The Trotuș (Tatros) is a river in eastern Romania, a right tributary of the river Siret. It emerges from the Ciuc Mountains in the Eastern Carpathians and joins the Siret in Domnești-Sat near Adjud after passing through Comănești and Onești in Bacău County. The total length of the Trotuș from its source to its confluence with the Siret is 162 km.
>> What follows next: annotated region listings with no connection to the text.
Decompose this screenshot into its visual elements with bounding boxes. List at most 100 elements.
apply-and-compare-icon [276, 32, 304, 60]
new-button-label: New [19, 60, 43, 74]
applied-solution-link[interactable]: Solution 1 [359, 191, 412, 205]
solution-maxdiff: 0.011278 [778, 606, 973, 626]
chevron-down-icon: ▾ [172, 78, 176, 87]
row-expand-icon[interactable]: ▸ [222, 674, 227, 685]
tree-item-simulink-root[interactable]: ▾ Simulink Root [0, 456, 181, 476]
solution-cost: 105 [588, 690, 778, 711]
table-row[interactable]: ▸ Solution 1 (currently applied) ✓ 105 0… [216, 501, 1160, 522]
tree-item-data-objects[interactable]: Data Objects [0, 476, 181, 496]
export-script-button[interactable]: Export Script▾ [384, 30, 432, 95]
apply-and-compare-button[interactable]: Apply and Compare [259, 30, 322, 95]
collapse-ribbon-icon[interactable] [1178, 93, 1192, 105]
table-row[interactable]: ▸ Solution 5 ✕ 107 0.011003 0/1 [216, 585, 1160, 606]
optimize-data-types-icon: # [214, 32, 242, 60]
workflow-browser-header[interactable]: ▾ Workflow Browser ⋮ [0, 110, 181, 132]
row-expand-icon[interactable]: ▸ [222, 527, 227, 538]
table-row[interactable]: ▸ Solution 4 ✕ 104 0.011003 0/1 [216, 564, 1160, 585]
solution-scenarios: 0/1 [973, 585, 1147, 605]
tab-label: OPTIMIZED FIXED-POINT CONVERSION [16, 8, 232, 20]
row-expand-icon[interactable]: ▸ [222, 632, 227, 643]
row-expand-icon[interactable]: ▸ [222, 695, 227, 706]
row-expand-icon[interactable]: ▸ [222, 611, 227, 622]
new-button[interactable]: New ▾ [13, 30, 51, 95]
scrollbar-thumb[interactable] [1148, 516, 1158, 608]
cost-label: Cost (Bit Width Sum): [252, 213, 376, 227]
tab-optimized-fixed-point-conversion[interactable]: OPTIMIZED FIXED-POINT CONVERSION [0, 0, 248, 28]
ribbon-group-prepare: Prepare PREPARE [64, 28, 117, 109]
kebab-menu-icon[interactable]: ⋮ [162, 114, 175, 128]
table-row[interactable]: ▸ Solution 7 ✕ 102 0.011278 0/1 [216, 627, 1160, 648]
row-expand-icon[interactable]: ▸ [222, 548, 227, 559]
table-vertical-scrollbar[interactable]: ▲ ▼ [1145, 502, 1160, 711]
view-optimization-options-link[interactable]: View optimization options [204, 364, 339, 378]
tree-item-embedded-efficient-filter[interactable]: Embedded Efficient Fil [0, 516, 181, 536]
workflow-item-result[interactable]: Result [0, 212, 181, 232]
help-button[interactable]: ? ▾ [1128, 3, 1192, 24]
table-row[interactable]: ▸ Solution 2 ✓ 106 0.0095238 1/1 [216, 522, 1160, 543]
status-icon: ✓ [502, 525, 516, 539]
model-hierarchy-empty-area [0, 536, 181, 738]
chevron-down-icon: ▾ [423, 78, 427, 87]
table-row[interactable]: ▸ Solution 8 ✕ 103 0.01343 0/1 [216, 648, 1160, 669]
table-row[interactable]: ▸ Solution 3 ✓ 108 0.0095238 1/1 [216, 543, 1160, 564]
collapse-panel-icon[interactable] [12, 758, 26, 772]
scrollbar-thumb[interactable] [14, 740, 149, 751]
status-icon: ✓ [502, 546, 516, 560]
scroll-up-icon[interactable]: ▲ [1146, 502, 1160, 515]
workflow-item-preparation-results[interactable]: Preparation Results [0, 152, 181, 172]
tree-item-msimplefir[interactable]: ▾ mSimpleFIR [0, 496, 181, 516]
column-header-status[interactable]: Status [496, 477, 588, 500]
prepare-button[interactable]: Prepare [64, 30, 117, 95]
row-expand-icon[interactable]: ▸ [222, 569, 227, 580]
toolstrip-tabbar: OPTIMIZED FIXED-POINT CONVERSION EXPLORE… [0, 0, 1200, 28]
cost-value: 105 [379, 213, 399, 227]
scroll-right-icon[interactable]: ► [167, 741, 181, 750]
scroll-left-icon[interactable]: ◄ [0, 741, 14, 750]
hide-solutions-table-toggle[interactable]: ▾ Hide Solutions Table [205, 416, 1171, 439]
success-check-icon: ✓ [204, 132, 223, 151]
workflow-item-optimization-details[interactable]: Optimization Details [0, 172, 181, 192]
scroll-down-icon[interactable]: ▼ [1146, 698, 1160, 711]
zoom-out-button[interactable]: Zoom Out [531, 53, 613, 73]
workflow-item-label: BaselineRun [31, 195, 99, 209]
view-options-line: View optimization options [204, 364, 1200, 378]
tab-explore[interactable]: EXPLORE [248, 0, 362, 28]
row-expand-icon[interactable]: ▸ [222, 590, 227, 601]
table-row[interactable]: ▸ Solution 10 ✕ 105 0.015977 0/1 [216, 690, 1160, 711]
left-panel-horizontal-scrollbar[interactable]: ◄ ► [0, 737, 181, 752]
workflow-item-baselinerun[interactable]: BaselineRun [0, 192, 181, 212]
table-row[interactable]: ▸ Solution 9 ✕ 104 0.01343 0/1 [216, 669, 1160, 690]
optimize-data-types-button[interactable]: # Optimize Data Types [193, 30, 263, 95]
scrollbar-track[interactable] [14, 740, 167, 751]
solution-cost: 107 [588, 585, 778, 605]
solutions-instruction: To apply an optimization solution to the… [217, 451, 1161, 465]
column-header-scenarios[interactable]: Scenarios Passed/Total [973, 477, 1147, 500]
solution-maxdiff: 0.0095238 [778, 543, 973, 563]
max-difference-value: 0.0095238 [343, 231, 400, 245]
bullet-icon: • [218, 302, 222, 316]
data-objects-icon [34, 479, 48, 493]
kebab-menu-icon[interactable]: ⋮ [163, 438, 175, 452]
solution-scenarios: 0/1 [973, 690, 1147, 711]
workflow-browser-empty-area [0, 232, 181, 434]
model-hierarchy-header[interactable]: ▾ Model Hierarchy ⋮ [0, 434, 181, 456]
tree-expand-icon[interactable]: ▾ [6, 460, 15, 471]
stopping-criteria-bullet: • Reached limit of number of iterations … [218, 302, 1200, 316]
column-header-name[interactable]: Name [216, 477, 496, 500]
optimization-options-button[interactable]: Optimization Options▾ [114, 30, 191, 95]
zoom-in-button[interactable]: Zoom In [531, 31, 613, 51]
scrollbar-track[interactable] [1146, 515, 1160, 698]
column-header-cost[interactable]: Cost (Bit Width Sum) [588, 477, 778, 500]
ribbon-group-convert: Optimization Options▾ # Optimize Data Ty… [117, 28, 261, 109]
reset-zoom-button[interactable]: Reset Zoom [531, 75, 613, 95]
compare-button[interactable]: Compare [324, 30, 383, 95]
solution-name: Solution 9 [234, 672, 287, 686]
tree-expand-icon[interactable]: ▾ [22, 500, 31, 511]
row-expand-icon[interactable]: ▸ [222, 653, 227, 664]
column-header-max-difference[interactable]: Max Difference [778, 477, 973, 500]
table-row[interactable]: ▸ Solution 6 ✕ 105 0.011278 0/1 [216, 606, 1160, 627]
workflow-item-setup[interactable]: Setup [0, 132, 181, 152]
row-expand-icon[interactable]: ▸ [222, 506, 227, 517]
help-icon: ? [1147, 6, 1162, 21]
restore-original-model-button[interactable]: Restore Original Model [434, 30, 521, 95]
Its basin area is 4456 km2.

==Towns and villages==
The following towns and villages are situated along the river Trotuș, from source to mouth: Lunca de Sus, Lunca de Jos, Ghimeș-Făget, Palanca, Agăș, Comănești, Dărmănești, Târgu Ocna, Onești, and Adjud.

==Tributaries==
The following rivers are tributaries to the Trotuș (from source to mouth):

Left: Gârbea, Valea Întunecoasă, Antaloc, Valea Rece, Bolovăniș, Tărhăuș, Șanț, Cuchiniș, Brusturoasa, Caminca, Șugura, Dracău, Agăș, Seaca, Ciungi, Asău, Urmeniș, Plopul, Larga, Cucuieți, Vâlcele, Gălian, Caraclău, Tazlău, and Pârâul Mare.

Right: Comiat, Bothavaș, Ugra, Boroș, Valea Capelei, Aldămaș, Popoiul, Ciugheș, Cotumba, Grohotiș, Sulța, Ciobănuș, Șopan, Uz, Dofteana, Slănic, Nicorești, Oituz, Cașin, Găureana, Gutinaș, Bogdana, Gârbovana, Căiuți, Popeni, Bâlca, and Domoșița.